After the central part was glued I noticed that on the other part I could move the plywood a bit at the underside of the airfoil. The "rope" couldn't keep the plywood onto the ribs. I solved it with stapling the plywood on all the ribs and by adding some plates at the underside to give more pressure onto the plywood so it would touch and press the ribs.
Being divorced I can work even in the weekends on the glider. The weekends I have the kids I take them with me. They both amuse tehmselfs by using all kinds of basic tools. Here Jonathan is really enjoying his work with a tiny saw. He wears a overall of a 14 years old kid. It was fun to see them "working". they enjoyed my working hours on the glider.
That Powerphile of Black and Decker really is a good tool. Making the trailing edge triangular would take for ever if I would have done it with a phile or sandpaper. Here it can be done very quickly by Karel-Marc. Just be sure to place that lines to which it has to be shaped.
Jeroen varnishes the rest of the wing. We used Yacht-varnish for the parts. Later I found out that the Diatex-pre-glueing-product canbe used to as a varnish. Itstead of using two products, I could have used ONE. If I only knew that earlier. A mistake I will not make on the second wing.
We placed the blocks to get the connection-metals (which hold the wing parts together) at the level of the plywood.
Drilling the holes in the spar for the connection-metals is not easy. Takes some preparation. Here we are using a column-drill and place its column perfectly vertical.
The volunteers (Thijs, Stefan, Sam, Jeroen) check if the wing is placed horizontal. We also did check if the spars side was placed vertical. If yes ...
... you can drill the holes and be assued that the holes are perfectly lines with the spar. It is a way rather was rather easy. But ... I would suggest that the next time I will place those holes when the spar still stands alone without the ribs. Note: see the long drill we needed?

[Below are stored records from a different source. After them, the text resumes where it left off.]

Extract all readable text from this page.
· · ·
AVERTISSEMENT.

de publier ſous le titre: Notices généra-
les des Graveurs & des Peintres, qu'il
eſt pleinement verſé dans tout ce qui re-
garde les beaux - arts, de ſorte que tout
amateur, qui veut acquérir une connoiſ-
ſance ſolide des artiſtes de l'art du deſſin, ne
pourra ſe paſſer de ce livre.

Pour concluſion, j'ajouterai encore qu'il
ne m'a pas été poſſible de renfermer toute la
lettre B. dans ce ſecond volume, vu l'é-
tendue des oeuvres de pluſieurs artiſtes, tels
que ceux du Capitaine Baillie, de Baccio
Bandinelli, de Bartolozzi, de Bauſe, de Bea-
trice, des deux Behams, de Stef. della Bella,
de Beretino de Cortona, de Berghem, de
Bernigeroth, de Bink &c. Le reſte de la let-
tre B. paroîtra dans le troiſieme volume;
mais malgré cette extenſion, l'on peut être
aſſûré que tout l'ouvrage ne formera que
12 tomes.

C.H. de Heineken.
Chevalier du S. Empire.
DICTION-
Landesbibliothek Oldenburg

Due to the vertical placement of the drill and the spar, we were not able to drill with the column-drill the entire hole. We had to use a hand-drill be complete the holes. We used the already drilled part as a guide for the rest of the drilling.
Two volunteers and a teacher who are happy that the holes are drilled. You may be able to see that the holes nearest the double ribs are 8mm, the rest are 6mm.
Sadly ...after this the project ended due to problems with the direction of my school.  :-/  The wing is still in my garage and it is hoping for a museum where it can be shown as a "wooden wing made by kids for kids".